1.  The Joyful Land:  Pramudita Bhumi
The bodhisattva begins the journey joyful with the thought of enlightenment. He has taken bodhisattva vows, the most basic of which is “May I attain Buddhahood for the benefit of all sentient beings.” Even at this early stage he recognizes the emptiness of phenomena. In this stage, the bodhisattva cultivates Dana Paramita, the perfection of giving or generosity in which it is recognized there are no givers and no receivers..

2.  The Land of Purity:  Vimala Bhumi
The bodhisattva cultivates Sila Paramita, the perfection of morality, which culminates in selfless compassion for all beings. He is purified of immoral conduct and dispositions.


3.  The Radiant or Luminous Land:  Prabhakari Bhumi

The bodhisattva is now purified of the Three Poisons. He cultivates Ksanti Paramita, which is the perfection of patience or forbearance, Now he knows that he can bear all burdens and hardships to finish the journey. He achieves the four absorptions or dhyanas.




4. The Blazing or Brilliant Land:  Archismati Bhumi
Remaining false conceptions are burned away, and good qualities are pursued. This level may also be associated with Virya Paramita, the perfection of energy.

5.  The Difficult Land to Conquer:  Sudurjaya Bhumi
Now the bodhisattva goes deeper into meditation, as this land is associated with Dhyana Paramita, the perfection of meditation. He pierces through the darkness of ignorance. Now he understands the Four Noble Truths and the Two Truths. As he develops himself, the bodhisattva devotes himself to the welfare of others.

6.  The Land of Perfect Wisdom:  Abhimukhi Bhumi
This land is associated with Prajna Paramita, the perfection of wisdom. He sees that all phenomena are without self-essence and understand the nature of Dependent Origination — the way all phenomena arise and cease.
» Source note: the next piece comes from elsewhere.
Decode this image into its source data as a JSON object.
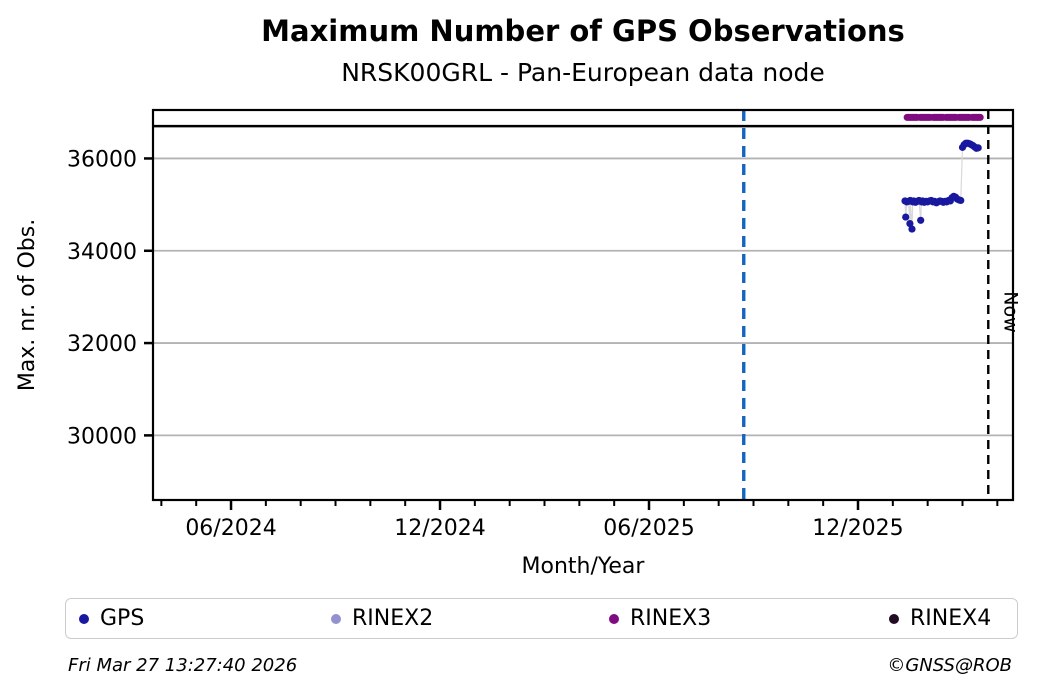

7.  The Far Reaching Land:  Durangama Bhumi
The bodhisattva acquires the power of upaya, or skillful means to help others realize enlightenment..At this point the bodhisattva has become a transcendent bodhisattva who can manifest in the world in whatever form is most needed.

8.  The Immovable Land:  Achala Bhumi
The bodhisattva can no longer be disturbed, because Buddha-hood is within sight. From here he can no longer fall back to earlier stages of development.

9.  The Land of Good Thoughts:  Sadhumati Bhumi
The bodhisattva understands all dharmas and is able to teach others.

10.  The Land of Dharma Clouds:  Dharmamegha Bhumi
The Bodhisattva reaches full perfection, Buddha-hood is confirmed, and he enters Tushita Heaven. Tushita Heaven is the heaven of contended gods, where there are Buddhas who will be reborn only one more time. Maitreya is said to live there also.